I’ll close with a selection of glasses, each winners of the Bombay Sapphire Designer Glass Competition which ran during the 1990s, and included entries from no lesser names than Swarovski and Tom Dixon. I’m afraid I was remiss in not noting the designers of these which caught my eye …

Cheers!


© Debra Carey, 2018

 

 

4 comments

  1. Oddly enough I’ve been to a ginnery, too. Decades ago we toured a distillery and I was fascinated by the juniper berries and orange peel that went into the making. I hate gin, but if I did like it I’m sure I’d be smitten with one of those cocktails you featured. Maybe the one with Prosecco and pink peppercorns…

    Liked by 1 person

  2. I’ve had a love – hate – love relationship with gin. It was the first drink I got room swaying drunk on and I didn’t drink it again till very recently. I hate to admit to having been swayed by it’s new found trendiness, but … well, it happens and with age I’ve discovered that it’s not just gin that can cause that swaying room feeling 😛

    I really loved the “botanicals” too, especially some of the more unusual ones.

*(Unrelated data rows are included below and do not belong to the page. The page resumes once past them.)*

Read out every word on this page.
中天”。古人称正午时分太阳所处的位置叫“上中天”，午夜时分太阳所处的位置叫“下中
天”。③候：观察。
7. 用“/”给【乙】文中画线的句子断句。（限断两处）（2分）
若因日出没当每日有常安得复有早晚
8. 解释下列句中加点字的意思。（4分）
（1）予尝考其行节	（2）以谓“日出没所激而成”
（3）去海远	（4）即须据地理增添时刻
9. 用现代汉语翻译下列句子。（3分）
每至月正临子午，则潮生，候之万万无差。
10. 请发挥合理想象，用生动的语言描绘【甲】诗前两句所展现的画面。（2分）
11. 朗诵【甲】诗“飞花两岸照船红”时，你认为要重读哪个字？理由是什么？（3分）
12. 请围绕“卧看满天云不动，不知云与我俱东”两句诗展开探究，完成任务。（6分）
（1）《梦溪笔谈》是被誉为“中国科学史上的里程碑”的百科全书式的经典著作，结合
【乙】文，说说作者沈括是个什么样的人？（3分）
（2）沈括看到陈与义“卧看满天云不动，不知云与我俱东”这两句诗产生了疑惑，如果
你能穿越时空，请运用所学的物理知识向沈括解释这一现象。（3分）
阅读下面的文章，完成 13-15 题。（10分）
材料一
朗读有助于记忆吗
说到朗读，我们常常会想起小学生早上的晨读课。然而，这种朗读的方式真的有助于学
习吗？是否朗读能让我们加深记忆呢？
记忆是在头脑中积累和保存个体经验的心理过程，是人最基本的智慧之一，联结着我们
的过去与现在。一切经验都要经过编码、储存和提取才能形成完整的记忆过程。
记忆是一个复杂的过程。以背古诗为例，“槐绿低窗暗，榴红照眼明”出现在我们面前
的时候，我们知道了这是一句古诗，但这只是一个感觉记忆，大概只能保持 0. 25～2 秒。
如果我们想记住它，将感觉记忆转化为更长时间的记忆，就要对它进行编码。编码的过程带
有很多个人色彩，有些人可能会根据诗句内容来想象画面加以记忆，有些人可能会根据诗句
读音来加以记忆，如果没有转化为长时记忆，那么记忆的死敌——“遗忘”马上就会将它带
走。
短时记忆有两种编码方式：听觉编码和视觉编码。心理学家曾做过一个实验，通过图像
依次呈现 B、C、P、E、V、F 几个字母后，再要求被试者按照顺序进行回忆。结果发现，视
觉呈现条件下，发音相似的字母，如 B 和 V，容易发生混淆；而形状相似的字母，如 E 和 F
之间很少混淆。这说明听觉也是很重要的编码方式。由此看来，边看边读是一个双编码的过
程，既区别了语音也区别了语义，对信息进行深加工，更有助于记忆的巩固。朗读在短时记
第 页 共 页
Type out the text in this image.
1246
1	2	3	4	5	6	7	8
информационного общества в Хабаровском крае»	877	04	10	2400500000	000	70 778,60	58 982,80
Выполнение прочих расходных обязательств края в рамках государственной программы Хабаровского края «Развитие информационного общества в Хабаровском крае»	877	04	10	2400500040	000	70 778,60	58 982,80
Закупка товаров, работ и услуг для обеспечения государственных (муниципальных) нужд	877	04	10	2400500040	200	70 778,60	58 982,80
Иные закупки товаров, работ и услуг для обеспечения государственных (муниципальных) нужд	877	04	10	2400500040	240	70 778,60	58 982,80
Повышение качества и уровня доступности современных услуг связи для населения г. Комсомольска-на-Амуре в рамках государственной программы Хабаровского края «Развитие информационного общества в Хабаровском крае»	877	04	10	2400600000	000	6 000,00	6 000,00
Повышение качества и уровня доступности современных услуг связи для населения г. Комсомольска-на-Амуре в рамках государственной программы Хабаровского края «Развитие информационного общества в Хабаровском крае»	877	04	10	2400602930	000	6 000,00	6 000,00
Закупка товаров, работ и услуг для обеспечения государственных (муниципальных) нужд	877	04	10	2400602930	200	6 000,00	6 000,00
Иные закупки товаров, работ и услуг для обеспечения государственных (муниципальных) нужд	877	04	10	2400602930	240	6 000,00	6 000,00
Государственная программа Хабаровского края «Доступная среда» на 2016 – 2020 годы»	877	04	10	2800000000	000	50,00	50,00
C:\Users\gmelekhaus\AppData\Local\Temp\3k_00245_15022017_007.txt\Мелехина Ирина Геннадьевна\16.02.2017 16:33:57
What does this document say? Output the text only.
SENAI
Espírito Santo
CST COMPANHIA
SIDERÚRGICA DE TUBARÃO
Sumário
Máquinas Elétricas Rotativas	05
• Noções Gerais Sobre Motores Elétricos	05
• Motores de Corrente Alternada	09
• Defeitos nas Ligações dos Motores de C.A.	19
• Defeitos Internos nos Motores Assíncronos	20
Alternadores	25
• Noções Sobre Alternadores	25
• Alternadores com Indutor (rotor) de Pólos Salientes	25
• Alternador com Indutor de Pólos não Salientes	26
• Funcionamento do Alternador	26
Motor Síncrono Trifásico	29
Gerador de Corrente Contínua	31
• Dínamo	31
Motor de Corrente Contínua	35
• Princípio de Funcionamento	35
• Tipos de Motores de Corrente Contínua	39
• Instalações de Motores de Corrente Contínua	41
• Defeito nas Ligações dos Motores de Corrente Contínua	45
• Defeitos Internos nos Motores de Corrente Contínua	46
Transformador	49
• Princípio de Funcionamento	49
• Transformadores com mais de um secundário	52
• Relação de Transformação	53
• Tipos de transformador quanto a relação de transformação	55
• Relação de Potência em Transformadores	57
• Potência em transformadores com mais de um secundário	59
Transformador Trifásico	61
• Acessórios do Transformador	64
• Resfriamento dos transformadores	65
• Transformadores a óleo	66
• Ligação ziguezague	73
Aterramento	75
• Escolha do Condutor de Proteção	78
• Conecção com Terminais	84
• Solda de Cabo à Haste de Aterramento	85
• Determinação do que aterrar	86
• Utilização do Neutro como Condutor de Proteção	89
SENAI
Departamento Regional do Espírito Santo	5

Although why we can’t just call them ingredients I don’t know …

    Liked by 1 person

  3. I’m not a Gin fan (nor Tonic in any form) but I’m glad you had a great time. The glasses were interesting, but the one on the right looks like it would hurt to hold…not what I’d envision for enjoying a beverage.

    Liked by 1 person

  4. There were some odd designs Stu and spot on about that particular design being more at home in one of those – ahem – places where pain is pleasure 😉

    If you don’t like tonic, what do you do in malaria-laden areas?